За всю жизнь не ел Родион таких сочных, сладчайших кавунов. Феоктиста смеялась, глядя на него, а он краснел, но смеялся следом. Иногда на лицо её набегала грусть, и Родя не решался спросить о её причине. Мало ли было этих причин у неё! Вспоминала ли усопших родных или беспокоилась о будущем младших, или думала о том, что война всё идёт, унося жизни, разоряя землю, и могут прийти большевики, и тогда не жди добра… Грустил и Родион, понимая, что, в сущности, ничем не может помочь ей.
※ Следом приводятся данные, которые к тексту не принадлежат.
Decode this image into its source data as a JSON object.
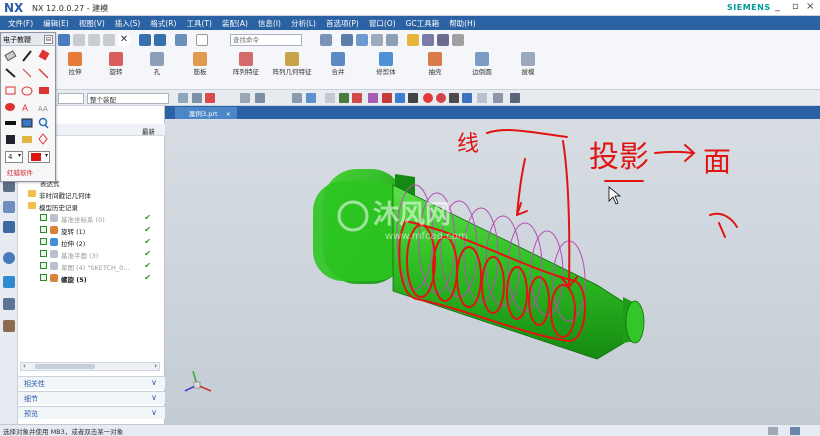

Феоктиста больше не дичилась его, и он заходил к ней каждый день, учил её читать по книжке Жюля Верна. А иногда они вместе ходили по вечерам на луг, и это были самые счастливые часы.
А в последний вечер всё вышло как-то не так, как должно было, и горьким осадком легло воспоминание о нём на душу Роди. Он пришёл на их место загодя и стал ждать её. Солнце садилось, и ветер едва колебал шелковистую, сочную траву, рядом звенела, переливаясь, речушка. Наконец, она появилась, шла, словно скользила босыми ногами, по травинистому ковру. Родион вскочил и протянул ей букет полевых цветов.
– Спасибо, – Феоктиста чуть улыбнулась и села, обхватив натруженными руками колени.
Молчали. Родя мучительно искал нужных слов, но они не давались. Он уже знал, что их части недолго осталось стоять в Перфильевке. Обстановка на фронте усложнялась. Потерпел неудачу десант, посланный на Кубань, в то же время красные, переправившись через Днепр, захватили Каховской плацдарм. Укрепившись на нём, большевики получили возможность выйти в тыл белым войскам и отрезать их от Перекопа. Каховка стала ахиллесовой пятой Крыма, важнейшим стратегическим узлом, который необходимо было вернуть. Все попытки взять его в лоб, предпринимавшиеся ещё в августе, терпели неудачу и стоили страшных потерь. В Ставке была разработана операция по переброске крупных сил на вражеский берег с тем, чтобы взять Каховку с тыла. К Днепру стягивались всё новые части, и Родион слышал, что скоро и их перебросят в район боевых действий. Совсем недавно Родя был бы счастлив этому. Ведь сколько времени, вступив в ряды белых войск, он искал себе настоящего дела! И, вот, наконец… Но нестерпимо жаль было покидать ставшую родной Перфильевку, и нестерпимо трудно расстаться с Феоктистой, не видеть её глаз-васильков, не слышать задорного смеха…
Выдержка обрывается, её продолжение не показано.